The Provo City Council says it made a mistake, and it corrected it Tuesday night. I'm not so sure the mistake wasn't in correcting the mistake.
Here's my case, and you decide for yourself.In August the council passed a resolution that set several fire department response fees - 11 to be exact. Among the new fees was a $500 charge for responding to a structure fire. Responding to a vehicle fire and extricating a victim from a car were services that would cost $200 each. A fee of $100 would be charged when a fire unit responded as backup to a vehicle accident.
The legislation was passed during a late-night meeting, and council members voted Tuesday to remove the four fees - saying they made a mistake when they passed the resolution. They said the legislation was "stupid" and "illegal."

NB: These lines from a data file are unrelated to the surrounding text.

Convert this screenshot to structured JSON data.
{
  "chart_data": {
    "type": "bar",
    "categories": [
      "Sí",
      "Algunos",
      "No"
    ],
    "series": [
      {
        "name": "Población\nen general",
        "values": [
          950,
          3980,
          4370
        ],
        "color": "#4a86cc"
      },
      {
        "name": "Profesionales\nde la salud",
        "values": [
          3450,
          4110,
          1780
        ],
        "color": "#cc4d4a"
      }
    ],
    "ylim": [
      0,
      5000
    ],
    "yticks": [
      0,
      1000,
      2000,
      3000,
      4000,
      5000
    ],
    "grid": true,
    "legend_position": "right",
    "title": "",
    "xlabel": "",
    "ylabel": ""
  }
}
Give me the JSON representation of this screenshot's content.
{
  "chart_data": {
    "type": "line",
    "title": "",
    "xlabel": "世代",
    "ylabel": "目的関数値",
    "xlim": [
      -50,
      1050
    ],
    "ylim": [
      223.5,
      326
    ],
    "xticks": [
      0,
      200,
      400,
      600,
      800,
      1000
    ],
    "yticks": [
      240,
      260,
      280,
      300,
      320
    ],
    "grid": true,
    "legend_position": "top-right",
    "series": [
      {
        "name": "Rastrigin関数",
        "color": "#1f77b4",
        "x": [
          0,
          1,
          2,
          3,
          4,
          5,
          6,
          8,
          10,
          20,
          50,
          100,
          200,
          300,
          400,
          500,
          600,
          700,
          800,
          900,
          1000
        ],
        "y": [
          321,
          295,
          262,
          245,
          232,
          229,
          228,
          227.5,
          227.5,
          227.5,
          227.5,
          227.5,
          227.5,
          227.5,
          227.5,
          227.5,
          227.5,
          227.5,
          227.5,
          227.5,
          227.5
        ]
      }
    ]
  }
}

Looking at this legislation, you can see a lot of problems. Hearing the council members' arguments, you can see a lot of reasons to do away with the fees.
Look at the legislation a little more thoughtfully, however, and you can see a lot of reasons for the fees. Analyze the council members' arguments a little more thoughtfully and you can see a lot of reasons for keeping the legislation.
Let's do that.
Council members said fire services should be covered by taxes residents pay. Putting a fee on services might make residents hesitant to seek the city's help in an emergency. When it comes to a life-and-death situation, paying a fee should never be an issue. Undoubtedly, the best argument to eliminate the fees.
Some council members also said the fees were illegal because they would mainly be charged to those who have insurance that covers the fees. Those without insurance who could prove a hardship would be exempt. Some would have to pay it out of their own pocket. Council members said this is illegal because it discriminates.
Not a good argument. Many laws, state and local, allow for hardship exemptions. The city's own recreational fees allow for hardships, and similar ambulance fees allow for hardships. Of course, we all know the story about school-fee waivers.
The administration's argument in wanting the fees is that it's a cost that would mostly be paid by insurance companies, not residents. And this is true. Most insurance policies have a clause to pay for the fees because most cities across the country have the fees. You and I already pay for it.
We all know that whether it be in the form of a fee or tax, most costs usually come back to the taxpayers. In this case, however, the costs could have come back to insurance companies. Now, taxpayers will have to come up with about $80,000 to replace the revenue the fees would have generated. And insurance companies will get a windfall because we'll continue to pay for the coverage but get no benefit. And don't think for one minute that insurance companies will reduce premiums because of the council's action.
If the council made a mistake when it approved the fees, then so did most every other major city in the state. Salt Lake City, Salt Lake County, Ogden, Sandy, West Valley City and several cities in Utah County have the same type of fees. Most major cities in the country have the same type of fees. And Provo still has its own ambulance service fees, which are no different. If the city made a mistake in passing the fire fees, then it also made a mistake in keeping the ambulance fees.
It's a close call, but the call's been made.